I spin to face her, arms full of satin ruffles. “So what’s your plan? Stay here and wait for the curse to catch you, like you did for the first twenty-one years of your life? Close your eyes and go to sleep and let the world go on without you?” My voice is an angry hiss, but I don’t know which of us I’m angry at.
Primrose’s face is a waxy green color, her lips pressed white. I step closer. “In my world there’s nothing I can do to save myself. No curse to break, no fairy to defeat. But it’s different here. You can do something other than stand around and wait.” I riffle through my mental box of inspirational quotes and come up with a Dylan Thomas line that I actually know from Interstellar. “Do not go gentle into that good night, princess. I beg of you.”

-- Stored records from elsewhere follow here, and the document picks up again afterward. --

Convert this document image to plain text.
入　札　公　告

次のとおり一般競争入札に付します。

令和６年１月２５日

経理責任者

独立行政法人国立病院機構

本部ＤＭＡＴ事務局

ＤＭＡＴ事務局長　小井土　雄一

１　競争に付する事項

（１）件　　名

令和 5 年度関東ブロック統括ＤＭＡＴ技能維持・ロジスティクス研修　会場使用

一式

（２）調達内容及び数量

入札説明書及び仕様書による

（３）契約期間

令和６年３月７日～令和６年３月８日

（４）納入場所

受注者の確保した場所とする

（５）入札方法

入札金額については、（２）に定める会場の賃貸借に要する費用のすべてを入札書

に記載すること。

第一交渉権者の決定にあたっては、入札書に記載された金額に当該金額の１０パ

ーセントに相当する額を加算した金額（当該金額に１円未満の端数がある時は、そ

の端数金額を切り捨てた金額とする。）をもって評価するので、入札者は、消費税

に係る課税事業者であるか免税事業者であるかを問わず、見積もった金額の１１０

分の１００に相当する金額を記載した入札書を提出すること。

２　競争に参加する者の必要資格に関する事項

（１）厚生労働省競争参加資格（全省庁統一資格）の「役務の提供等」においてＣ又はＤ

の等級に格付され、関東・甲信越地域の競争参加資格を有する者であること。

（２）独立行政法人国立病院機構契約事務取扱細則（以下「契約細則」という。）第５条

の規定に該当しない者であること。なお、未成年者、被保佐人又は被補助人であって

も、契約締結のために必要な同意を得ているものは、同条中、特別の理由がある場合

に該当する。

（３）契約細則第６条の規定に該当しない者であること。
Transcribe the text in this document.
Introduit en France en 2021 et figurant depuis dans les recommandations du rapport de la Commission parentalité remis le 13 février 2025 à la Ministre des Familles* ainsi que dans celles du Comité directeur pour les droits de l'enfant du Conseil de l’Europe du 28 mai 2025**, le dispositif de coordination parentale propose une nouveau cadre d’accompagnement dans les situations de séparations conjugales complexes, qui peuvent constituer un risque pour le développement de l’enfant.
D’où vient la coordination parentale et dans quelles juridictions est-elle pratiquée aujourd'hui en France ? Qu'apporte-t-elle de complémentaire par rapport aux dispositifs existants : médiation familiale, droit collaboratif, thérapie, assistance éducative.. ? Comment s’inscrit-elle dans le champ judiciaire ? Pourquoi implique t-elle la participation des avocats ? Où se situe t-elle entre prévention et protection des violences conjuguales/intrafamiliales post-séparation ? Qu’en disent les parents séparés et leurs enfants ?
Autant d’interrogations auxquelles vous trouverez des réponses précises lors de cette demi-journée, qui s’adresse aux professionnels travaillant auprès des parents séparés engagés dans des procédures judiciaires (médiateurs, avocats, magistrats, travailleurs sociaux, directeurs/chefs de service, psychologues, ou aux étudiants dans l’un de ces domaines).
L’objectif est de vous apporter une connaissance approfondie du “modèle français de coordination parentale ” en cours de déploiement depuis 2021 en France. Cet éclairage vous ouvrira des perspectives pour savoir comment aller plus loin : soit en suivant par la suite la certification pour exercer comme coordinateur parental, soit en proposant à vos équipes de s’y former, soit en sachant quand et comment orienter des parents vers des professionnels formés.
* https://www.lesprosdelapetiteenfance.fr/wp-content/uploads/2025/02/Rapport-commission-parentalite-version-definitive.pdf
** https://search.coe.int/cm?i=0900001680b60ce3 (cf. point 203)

She must be susceptible to begging too, because she stares at me for another breathless second before inclining her head infinitesimally. “All right.”
I clap my palms together. “Swell. Now do you happen to have a magic sword or anything? An enchanted amulet? A shield imbued with special powers?”
I’m mostly joking, but Primrose wrings her hands, thumbs rubbing hard along slender wrists. “Well.” She kneels and reaches beneath the soft down of her mattress, emerging with something that gleams cruelly in the reddening dusk. “There’s this.”
It’s a long, narrow knife, sharp as glass and black as sin. It looks out of place among the feather pillows and ball gowns of Primrose’s world, as if it belongs to some other, darker story. “Where the hell did you get that?”
Primrose holds the knife flat on her palms. “A traveling magician sold it to me when I was sixteen. He swore to me that a single cut was enough to end a life.” She says it flatly, matter-of-factly, but her eyes have gone hollow and her face is waxy again and suddenly I don’t feel jokey at all. Suddenly I wonder why a princess would sleep with a poison blade beneath her bed, why she would purchase it in the first place.